32 Forderungen für mehr Gleichberechtigung

„Man braucht den CSD mehr denn je, und zwar nicht nur wegen der gesellschaftlichen Rolle rückwärts, die Länder wie Ungarn oder Polen gerade machen. Auch anderswo wird versucht, das, was wir erreicht haben, zurückzudrängen“, so Ulli Pridat vom Vorstand des Vereins. Der 32-Jährige verweist zudem auf die Einschnitte, die Corona für die LGBT-Community in den vergangenen anderthalb Jahren bedeutet hat: „Gerade 2021 ist es so wichtig wie noch nie, auf die Straße zu gehen und laut und sichtbar zu sein, denn die Community hat durch die Pandemie sehr viele Schutzräume verloren. Kaum auszudenken, wie das für einen jungen Menschen sein muss, der seine Identität noch sucht, sich als schwul, lesbisch, trans outen will, aber keinen Ort, keine Gruppe findet, die ihm dabei zur Seite steht.
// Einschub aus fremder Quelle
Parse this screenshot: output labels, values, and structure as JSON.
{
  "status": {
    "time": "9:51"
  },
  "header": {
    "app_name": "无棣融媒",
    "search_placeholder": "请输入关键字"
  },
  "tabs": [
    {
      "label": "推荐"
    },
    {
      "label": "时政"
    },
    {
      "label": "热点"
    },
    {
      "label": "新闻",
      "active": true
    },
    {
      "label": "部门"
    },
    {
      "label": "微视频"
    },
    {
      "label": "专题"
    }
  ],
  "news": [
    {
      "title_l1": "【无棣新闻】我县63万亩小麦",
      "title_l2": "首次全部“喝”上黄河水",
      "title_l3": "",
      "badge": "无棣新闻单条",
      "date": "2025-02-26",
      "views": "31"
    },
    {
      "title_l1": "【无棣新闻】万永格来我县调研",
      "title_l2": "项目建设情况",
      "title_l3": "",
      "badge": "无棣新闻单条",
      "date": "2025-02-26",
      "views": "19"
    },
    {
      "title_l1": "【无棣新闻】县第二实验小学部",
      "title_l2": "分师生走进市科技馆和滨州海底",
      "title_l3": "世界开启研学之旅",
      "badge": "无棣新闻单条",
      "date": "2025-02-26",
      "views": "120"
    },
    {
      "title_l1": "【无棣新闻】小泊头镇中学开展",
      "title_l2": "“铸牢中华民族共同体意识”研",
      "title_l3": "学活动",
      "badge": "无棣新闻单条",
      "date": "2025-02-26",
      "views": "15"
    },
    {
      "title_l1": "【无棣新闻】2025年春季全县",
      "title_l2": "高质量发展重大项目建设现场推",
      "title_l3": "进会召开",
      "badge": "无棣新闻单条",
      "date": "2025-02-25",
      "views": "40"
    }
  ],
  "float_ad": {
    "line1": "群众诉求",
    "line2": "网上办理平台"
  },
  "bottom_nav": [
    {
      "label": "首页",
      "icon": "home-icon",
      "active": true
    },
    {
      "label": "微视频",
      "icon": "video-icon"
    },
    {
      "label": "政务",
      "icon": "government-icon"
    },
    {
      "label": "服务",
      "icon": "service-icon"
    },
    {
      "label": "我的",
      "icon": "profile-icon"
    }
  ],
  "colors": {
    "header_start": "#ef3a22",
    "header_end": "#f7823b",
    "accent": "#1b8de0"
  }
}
Umso wichtiger ist es nun, ein Zeichen zu setzen: Wir sind da, wir sind für euch da, wir gehen für euch und mit euch auf die Straße und kämpfen gemeinsam für eure Rechte“, so Pridat.

Nicht weniger als 32 Forderungen hat der Verein in diesem Jahr formuliert und diese unter dem Motto „Save Our Community – Save Your Pride“ zusammengefasst. So wird klar, dass der CSD-Verein nach seiner Neugründung in diesem Jahr die Demo wieder zu einer politischen Veranstaltung macht, eine Ausrichtung, die vor Corona von vielen Teilnehmern schmerzlich wurde. War der Berliner CSD doch in den vergangenen Jahren kaum noch von der Loveparade zu unterscheiden: eine hedonistische Sause. Lustig, laut, aber ohne wirkliche politische Ambition. So liegt der Fokus 2021 sicherlich nicht auf dem Feiern, „das wäre auch total unangebracht“, erklärt Pridat. „Wir werden dieses Jahr eine sehr politisch ausgerichtete Demonstration erleben mit fünf vereinseigenen Trucks und über 35 Redebeiträgen. Besonders stolz sind wir auf die Strecke, die zum ersten Mal im Osten der Stadt startet und die dieses Mal ganz anders verläuft: Wir starten im Osten auf der Leipziger Straße, ziehen am Bundesrat vorbei und am Mahnmal für die im Nationalsozialismus ermordeten Homosexuellen. Die Strecke führt dann weiter über die Urania und endet in Schöneberg.“

Eine Party am Ende des Zuges, der gegen 17 Uhr im Nollendorfkiez ankommen soll, wird es nicht geben. Aber die Wirte in Schöneberg wissen von den dann wohl durstigen Paradeteilnehmern, so Pridat. Ein Bier zum Abschluss des ersten „echten“ CSD in Corona-Zeiten ist also durchaus drin in diesem Jahr.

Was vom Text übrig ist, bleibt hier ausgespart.